IA et santé : les marques doivent-elles déjà penser au référencement conversationnel ?
Avec la montée des réponses générées par IA, la visibilité ne se joue plus seulement sur Google. Le référencement « GEO » devient un sujet stratégique pour les acteurs santé.
Le fait : les moteurs de réponse par IA ne renvoient plus une liste de liens, mais une réponse synthétique citant quelques sources. Être cité — ou ignoré — change radicalement la visibilité d'une marque santé.
On parle de GEO (Generative Engine Optimization) : l'art d'être repris par les réponses génératives, là où le SEO classique visait le classement dans Google.
Un nouveau territoire de visibilité à occuper
Quand un assistant répond à une question santé, il s'appuie sur quelques contenus jugés fiables et bien structurés. Y figurer, c'est exister dans la conversation ; en être absent, c'est disparaître du champ de vision de l'utilisateur.

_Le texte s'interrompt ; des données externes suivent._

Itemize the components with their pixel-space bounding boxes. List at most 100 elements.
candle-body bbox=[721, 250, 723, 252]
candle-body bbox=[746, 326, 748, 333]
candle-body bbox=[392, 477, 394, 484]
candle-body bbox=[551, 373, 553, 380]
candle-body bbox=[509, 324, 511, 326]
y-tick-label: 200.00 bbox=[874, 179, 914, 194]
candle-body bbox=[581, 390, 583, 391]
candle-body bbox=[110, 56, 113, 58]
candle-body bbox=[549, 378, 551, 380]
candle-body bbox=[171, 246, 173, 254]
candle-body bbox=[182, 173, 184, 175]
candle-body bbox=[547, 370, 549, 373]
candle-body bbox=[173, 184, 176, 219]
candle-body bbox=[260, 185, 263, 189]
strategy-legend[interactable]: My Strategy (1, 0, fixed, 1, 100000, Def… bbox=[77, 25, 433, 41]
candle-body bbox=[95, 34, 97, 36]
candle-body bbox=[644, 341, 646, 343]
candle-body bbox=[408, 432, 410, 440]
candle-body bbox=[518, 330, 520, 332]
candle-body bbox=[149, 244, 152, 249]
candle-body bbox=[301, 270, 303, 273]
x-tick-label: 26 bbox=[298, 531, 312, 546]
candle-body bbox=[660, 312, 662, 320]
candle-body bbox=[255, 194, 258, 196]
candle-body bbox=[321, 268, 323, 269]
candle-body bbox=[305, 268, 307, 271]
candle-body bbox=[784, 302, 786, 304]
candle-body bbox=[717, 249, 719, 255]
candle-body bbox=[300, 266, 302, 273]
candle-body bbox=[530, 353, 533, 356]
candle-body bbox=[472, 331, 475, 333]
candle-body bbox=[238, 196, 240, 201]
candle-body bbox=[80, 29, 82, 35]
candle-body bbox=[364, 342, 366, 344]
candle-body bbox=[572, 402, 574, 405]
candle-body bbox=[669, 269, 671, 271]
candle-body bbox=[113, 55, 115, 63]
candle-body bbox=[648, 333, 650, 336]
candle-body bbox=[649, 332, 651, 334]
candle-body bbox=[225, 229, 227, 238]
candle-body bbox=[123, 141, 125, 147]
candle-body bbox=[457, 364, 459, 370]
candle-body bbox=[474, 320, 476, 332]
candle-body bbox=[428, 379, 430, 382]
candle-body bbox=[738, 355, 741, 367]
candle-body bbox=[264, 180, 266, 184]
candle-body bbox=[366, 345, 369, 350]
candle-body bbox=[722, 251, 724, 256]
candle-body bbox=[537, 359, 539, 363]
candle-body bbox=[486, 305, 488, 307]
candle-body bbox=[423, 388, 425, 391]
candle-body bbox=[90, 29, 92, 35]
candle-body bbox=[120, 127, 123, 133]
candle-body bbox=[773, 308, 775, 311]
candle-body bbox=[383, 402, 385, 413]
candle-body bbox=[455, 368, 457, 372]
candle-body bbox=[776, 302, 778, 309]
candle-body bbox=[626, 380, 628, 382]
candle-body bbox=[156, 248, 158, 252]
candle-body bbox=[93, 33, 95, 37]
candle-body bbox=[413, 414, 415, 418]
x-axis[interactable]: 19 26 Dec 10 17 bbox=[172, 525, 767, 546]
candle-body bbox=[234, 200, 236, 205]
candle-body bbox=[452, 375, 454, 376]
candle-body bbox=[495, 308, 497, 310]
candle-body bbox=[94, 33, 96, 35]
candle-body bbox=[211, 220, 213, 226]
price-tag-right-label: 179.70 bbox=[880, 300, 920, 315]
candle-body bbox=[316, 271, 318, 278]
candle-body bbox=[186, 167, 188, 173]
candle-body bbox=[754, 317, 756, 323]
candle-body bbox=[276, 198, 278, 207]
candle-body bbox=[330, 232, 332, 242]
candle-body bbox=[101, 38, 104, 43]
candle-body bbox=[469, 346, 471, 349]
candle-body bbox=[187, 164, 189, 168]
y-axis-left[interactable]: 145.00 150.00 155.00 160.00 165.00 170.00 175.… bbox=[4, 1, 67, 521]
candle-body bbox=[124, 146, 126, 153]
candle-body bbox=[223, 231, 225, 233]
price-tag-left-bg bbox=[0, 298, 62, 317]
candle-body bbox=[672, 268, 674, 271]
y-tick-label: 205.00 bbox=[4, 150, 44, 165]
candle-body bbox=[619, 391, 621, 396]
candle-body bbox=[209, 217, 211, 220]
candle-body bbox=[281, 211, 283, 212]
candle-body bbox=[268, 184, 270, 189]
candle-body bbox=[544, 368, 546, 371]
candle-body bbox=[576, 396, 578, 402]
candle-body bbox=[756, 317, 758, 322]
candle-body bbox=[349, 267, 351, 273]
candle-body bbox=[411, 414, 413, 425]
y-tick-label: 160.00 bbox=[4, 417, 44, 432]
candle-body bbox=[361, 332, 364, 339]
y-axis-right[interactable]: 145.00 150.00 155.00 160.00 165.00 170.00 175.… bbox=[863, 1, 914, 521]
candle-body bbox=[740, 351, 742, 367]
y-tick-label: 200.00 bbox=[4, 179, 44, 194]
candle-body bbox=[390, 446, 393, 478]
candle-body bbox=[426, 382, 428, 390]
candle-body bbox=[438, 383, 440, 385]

L'enjeu est d'autant plus fort en santé que les internautes posent à l'IA des questions qu'ils n'oseraient pas formuler ailleurs. La marque citée au bon moment gagne une légitimité que la publicité n'achète pas.
Occuper ce terrain tôt offre une prime au premier arrivé. Les contenus clairs, sourcés et structurés que les moteurs apprennent à privilégier installent une présence difficile à déloger ensuite.
Une course incertaine et risquée
Mais le terrain est mouvant. Les critères des moteurs génératifs sont opaques, changeants, et nul ne maîtrise vraiment ce qui déclenche une citation. Investir massivement dans une cible aussi instable est un pari.
Le risque de désinformation est aigu. Une IA peut citer un contenu marketing comme s'il s'agissait d'une référence scientifique, ou résumer de travers une nuance médicale essentielle. La marque visible n'est pas toujours la marque fiable.
Enfin, la conformité se complexifie. Optimiser un contenu santé pour qu'il soit repris par une IA ne dispense pas des règles sur les allégations : un raccourci séduisant pour la machine peut être interdit pour l'humain.
Structurer la fiabilité, pas truquer la machine
La bonne stratégie n'est pas de « hacker » les moteurs, mais de devenir la source que l'IA a intérêt à citer : claire, sourcée, exacte, transparente sur sa nature commerciale.
Autrement dit, le GEO bien compris rejoint l'exigence éditoriale. Ce qui rend un contenu digne de confiance pour un lecteur le rend aussi citable par une machine — sans tricher avec la santé.
Ce qu'il faut surveiller
L'apparition d'outils de mesure de la « part de citation » dans les IA, les premières affaires de désinformation santé amplifiée par les moteurs, et les futures obligations de transparence sur les contenus optimisés pour l'IA.